For the creative person working in marketing and design, ‘be different’ is important. From day one, creatives are trained and usually rewarded for thinking outside the box, pushing limits and breaking new ground. As a result, when a creative person perceives a pattern in an industry, category, approach, etc. their natural reaction is to zag when others zig. In advertising this is often the difference between breaking through work and being lost in the noise.
The agenda of the user-experience designer is different. Someone tasked with managing usability needs to make sure the person engaging with their interface can quickly and easily navigate the system, accomplish their tasks and find their way to the next logical place. This has much to do with leveraging existing paradigms and conventions as appropriate. So where the creative person sees ‘different’ as an advantage. The UX designer sees it as a potential barrier to usability.
Much of the interface design work that goes into websites and apps falls on the shoulders of people who are classified as ‘creatives’. While a digitally native designer might snap to the needs of usability quicker, there is still an overwhelming urge among most creative people to substitute in the ‘new and different’ whenever possible. That could be in anything from the placement of navigation to the use of icons instead of words.
I recently stumbled upon a useful analogy for helping creative people understand where and how creativity and usability should meet and merge. I thought I would share it with you as you might find it helpful too.
My analogy is the automobile. There is all sorts of creativity in automobile design. From aesthetics, to the placement of cup holders, to the shape and position of taillights. However, every car manufactured has some common elements. A steering wheel on the left side is one (for cars in the U.S.). the gas pedal on the right and brake on the left, is another. The shape of those pedals (vertical vs. horizontal orientation) is yet another.
It’s fair to assume that car designers have entertained other replacements for the steering wheel. Joysticks, video-game like controllers, etc. And certainly, some modifications have been made (like adding buttons to the steering wheel for controlling the sound and climate systems).
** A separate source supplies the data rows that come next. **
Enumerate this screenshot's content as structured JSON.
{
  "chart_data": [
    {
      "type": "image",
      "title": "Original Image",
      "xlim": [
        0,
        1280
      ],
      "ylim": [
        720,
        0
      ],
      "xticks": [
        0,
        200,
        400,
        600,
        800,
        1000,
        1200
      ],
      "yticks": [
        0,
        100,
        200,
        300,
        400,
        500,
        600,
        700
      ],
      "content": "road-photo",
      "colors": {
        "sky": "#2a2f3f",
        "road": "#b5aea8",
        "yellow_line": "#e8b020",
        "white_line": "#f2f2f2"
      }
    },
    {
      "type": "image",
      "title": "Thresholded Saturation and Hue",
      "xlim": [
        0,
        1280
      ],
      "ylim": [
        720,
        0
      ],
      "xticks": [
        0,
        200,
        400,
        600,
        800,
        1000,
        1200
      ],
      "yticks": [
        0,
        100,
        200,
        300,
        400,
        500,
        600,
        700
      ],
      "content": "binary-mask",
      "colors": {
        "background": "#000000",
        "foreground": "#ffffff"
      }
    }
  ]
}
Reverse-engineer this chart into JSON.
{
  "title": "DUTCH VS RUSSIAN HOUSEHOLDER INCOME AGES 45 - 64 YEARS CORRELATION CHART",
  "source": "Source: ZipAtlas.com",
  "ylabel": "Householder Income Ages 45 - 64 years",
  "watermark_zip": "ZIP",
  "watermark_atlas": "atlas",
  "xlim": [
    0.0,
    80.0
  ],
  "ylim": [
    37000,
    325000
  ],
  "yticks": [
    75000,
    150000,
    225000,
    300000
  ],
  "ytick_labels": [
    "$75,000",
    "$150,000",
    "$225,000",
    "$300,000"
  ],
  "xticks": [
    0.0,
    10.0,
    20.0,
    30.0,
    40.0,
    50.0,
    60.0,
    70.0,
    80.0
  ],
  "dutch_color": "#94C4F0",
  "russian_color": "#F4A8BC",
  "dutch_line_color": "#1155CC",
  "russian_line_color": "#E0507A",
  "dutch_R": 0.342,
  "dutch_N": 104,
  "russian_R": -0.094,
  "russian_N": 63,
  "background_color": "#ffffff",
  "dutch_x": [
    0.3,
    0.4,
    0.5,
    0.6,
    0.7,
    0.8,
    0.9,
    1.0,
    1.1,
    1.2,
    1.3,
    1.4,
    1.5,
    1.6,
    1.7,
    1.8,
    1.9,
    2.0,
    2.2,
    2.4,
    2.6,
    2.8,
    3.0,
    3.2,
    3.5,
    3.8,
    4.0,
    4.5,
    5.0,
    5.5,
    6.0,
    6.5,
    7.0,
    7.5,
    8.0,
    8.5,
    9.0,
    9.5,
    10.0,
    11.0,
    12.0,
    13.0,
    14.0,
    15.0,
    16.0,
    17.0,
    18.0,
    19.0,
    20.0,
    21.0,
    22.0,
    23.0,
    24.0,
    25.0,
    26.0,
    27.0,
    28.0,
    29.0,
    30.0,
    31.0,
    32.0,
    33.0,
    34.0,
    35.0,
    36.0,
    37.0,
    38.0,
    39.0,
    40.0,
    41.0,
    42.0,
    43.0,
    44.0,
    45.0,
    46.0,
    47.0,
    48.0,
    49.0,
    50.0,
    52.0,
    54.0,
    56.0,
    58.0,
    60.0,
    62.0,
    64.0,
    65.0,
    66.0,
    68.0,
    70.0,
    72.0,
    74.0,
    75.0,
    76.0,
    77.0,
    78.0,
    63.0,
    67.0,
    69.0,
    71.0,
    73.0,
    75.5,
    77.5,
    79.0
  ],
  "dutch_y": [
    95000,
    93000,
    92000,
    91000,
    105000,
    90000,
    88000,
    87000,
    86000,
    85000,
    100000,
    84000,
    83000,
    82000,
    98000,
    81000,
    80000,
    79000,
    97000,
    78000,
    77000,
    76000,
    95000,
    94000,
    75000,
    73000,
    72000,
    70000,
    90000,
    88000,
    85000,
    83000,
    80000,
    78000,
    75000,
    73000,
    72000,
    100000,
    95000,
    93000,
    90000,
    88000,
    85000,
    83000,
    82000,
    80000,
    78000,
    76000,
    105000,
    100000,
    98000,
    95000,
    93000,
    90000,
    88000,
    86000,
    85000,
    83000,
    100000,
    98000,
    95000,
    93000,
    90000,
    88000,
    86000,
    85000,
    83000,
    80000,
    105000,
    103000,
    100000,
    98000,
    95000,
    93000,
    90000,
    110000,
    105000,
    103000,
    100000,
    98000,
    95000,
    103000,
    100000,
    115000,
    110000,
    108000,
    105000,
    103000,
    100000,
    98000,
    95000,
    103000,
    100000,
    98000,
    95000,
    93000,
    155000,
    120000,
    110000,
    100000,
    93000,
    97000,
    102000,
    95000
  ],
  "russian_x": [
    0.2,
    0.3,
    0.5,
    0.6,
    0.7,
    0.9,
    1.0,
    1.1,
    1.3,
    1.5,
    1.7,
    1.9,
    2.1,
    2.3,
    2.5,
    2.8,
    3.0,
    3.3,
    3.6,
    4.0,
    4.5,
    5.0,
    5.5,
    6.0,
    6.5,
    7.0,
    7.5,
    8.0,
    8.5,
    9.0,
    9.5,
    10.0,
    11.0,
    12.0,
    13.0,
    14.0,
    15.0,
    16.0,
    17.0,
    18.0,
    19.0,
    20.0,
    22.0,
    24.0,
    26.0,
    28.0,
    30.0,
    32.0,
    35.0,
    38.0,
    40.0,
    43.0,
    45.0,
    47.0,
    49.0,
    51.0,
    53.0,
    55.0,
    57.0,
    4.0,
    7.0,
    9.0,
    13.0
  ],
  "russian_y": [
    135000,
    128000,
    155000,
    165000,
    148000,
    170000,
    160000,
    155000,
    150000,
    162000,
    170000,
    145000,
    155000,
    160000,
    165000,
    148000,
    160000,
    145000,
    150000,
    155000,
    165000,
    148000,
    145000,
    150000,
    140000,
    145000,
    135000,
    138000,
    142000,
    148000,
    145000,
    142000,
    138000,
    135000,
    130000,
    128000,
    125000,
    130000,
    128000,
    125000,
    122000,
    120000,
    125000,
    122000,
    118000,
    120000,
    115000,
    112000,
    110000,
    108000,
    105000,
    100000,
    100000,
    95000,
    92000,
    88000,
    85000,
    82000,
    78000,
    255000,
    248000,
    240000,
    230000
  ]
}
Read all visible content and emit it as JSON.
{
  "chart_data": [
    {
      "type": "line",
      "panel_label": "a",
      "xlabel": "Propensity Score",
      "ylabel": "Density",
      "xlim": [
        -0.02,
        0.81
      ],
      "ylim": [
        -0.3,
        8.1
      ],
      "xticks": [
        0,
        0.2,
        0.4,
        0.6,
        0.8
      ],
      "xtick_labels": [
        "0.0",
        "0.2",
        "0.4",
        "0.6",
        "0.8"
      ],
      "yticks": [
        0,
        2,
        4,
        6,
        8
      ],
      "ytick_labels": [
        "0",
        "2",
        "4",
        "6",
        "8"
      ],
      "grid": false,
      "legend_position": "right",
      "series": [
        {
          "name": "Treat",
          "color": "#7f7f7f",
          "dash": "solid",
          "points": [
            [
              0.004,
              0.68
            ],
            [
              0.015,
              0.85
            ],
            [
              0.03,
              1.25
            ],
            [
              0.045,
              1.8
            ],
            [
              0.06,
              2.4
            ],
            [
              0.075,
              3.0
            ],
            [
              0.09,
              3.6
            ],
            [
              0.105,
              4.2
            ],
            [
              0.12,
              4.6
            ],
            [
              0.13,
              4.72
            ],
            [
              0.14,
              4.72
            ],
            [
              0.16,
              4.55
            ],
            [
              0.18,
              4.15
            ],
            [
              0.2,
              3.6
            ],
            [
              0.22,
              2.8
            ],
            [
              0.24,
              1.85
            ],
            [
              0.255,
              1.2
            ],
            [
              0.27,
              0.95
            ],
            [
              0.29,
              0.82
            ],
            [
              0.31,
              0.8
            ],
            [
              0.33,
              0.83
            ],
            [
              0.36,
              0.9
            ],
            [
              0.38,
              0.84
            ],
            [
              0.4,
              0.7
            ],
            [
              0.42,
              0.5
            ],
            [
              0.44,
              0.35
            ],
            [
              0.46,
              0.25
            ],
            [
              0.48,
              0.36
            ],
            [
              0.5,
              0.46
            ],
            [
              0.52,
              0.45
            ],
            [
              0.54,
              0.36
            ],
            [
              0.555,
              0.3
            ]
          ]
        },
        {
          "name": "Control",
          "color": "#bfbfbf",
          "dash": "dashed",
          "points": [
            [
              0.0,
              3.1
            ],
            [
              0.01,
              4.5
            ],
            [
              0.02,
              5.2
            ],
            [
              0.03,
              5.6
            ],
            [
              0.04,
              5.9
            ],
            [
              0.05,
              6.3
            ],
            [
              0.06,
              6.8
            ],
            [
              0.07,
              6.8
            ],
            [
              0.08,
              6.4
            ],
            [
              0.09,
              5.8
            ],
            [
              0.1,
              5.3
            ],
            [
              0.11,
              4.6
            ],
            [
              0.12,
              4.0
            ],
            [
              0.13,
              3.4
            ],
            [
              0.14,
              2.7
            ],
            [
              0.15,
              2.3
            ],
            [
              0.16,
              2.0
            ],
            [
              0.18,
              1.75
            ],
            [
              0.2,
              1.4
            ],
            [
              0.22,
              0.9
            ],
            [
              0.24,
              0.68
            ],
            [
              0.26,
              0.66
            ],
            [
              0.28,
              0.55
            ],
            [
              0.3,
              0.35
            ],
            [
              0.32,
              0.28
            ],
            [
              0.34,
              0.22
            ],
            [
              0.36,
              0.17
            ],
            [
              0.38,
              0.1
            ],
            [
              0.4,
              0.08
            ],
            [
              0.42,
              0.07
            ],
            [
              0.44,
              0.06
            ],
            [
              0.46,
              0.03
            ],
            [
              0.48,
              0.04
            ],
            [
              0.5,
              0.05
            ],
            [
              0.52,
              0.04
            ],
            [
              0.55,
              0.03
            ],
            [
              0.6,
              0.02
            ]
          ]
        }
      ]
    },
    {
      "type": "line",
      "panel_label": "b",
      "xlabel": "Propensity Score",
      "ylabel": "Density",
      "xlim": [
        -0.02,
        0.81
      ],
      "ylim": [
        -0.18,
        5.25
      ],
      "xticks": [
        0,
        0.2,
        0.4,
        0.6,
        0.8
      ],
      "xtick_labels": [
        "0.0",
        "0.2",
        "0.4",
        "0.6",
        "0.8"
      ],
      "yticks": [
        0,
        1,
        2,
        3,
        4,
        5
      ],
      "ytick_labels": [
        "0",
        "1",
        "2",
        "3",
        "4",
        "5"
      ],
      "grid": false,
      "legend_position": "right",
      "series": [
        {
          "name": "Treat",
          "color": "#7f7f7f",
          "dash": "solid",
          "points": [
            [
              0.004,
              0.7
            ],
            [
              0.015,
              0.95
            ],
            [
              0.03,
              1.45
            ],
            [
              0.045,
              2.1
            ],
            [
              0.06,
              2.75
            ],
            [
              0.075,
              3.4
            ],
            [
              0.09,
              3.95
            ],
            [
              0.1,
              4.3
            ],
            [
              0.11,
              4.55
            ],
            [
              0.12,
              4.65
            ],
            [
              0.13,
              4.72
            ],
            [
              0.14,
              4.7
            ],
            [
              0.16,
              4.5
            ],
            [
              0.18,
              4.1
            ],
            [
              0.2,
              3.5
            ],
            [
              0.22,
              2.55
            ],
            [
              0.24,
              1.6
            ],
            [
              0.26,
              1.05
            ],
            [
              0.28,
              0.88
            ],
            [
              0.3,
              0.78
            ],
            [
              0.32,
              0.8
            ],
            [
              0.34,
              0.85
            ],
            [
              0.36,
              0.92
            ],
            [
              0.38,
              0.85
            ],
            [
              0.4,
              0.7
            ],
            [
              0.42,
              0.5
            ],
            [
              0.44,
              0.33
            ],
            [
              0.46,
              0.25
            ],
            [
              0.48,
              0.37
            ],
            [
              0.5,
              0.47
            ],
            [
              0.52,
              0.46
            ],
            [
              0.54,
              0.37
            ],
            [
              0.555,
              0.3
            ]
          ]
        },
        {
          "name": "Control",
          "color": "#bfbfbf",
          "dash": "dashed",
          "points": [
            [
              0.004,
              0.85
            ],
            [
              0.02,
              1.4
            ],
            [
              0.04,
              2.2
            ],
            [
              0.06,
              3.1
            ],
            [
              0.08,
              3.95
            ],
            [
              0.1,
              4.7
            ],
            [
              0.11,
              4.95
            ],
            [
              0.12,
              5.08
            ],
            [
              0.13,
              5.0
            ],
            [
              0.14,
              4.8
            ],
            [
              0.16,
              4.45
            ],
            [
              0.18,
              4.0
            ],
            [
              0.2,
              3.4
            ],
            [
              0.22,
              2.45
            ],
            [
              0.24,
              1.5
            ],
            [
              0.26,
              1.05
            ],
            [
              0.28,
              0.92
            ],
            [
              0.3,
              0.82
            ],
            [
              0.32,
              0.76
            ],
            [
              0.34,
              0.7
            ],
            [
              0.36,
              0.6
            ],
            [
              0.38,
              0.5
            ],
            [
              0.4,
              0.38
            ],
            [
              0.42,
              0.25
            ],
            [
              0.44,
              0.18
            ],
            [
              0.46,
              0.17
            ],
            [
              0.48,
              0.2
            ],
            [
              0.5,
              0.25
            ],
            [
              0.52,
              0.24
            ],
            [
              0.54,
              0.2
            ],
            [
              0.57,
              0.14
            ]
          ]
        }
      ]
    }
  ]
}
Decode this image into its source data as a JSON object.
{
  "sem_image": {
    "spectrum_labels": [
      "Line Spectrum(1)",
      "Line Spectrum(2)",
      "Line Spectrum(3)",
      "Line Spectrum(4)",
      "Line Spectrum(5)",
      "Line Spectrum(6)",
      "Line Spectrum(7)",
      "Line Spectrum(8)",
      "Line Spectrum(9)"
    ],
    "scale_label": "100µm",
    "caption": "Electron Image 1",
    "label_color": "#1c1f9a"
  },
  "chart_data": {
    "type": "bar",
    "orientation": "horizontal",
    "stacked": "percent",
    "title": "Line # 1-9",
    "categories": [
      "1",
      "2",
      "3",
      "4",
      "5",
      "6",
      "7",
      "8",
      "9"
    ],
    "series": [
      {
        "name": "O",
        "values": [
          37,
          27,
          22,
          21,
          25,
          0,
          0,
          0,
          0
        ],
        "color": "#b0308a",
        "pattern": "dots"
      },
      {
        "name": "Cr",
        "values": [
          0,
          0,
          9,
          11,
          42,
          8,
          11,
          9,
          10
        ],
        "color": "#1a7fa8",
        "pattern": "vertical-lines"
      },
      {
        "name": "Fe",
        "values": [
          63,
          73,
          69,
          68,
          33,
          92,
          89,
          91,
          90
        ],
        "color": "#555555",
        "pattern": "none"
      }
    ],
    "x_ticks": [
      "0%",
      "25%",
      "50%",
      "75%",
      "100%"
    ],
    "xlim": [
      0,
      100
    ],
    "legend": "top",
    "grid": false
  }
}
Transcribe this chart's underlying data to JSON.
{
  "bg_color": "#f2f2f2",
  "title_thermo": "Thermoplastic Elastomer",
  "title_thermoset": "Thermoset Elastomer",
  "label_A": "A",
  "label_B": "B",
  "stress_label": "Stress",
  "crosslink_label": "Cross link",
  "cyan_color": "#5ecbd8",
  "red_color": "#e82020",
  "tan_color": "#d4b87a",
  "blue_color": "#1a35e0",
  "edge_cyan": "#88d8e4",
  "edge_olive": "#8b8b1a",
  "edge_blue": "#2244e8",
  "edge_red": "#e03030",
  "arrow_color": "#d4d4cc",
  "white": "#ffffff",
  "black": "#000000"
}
But by and large the steering wheel looks the same now as it did 20 years ago. That’s because the steering wheel is directly related to the utility of the car. If you can’t steer you can’t drive. And if every time you get into a new car, you need to learn to steer again there’d be many, many more accidents on the road.
In fact, when you think about it, if a car’s usability is compromised it can be immediately frustrating. Most of us have rented a car where the lights and windshield wipers are on different sides. Imagine you’re driving. In comes a flash rain shower. You quickly reach for the wipers and accidentally turn on your high beams. Think about what that does as you’re trying to keep your car in its lane and dealing with rapidly diminishing visibility. In a addition to frustrating, it’s also dangerous. Fortunately, digital design usability issues aren’t usually lethal (though they may lead to products being killed).
With web and app designs, it can be tempting to move the navigation or treat buttons in creative ways. Though one should exercise extreme caution in doing so as it can be the equivalent of swapping the wipers for the headlights on the steering column of a car.
Now, you could dig in here and call up the iPod as an example. The now iconic spinner wheel was a huge shift in interface. It was very different, very new and ultimately very successful. That said, I have two thoughts on the spinner. One, Apple probably spent a small fortune testing usability before it released the product. I don’t know that for sure, but I’m guessing they did. Second, the spinner found its home in a whole new device without a prior paradigm to reference. MP3 players were far different from the mechanical needs of portable CD players. If you’re creating a new product category, the opportunity might arise for a complete break from convention. But if you’re designing for a device with a history – like computers and I would argue even by similarity, tablets (which still rely heavily on the visual concept of buttons) – you’ll likely get better usability by keeping critical aspects of the interface familiar.
By the way, the car analogy is also useful for clients. An agency’s clients often seek to be new and different just like their creative teams. Marketers know that sameness in advertising rarely lead to gains in marketshare. However, websites and apps are not really advertisements. Sure it helps a brand, but by the time someone is on your website or using your app, the goal has changed. No longer are you looking to ‘break through’ or ‘stand out’ in the advertising sense. The job instead is to deliver on a promise and experience. Good experiences can have a degree of novelty, true, but they also should be efficient and easy. They should feel satisfying and never be confusing. Navigating the experience should be quickly familiar even if the screens loaded are full of new information, ideas, games, videos, tools or whatever. This is precisely why designing a website or app is like designing a car. You’re getting into it to go somewhere and do something. Anything that makes that harder in turn makes the vehicle less useful, no matter how sexy it is on the surface.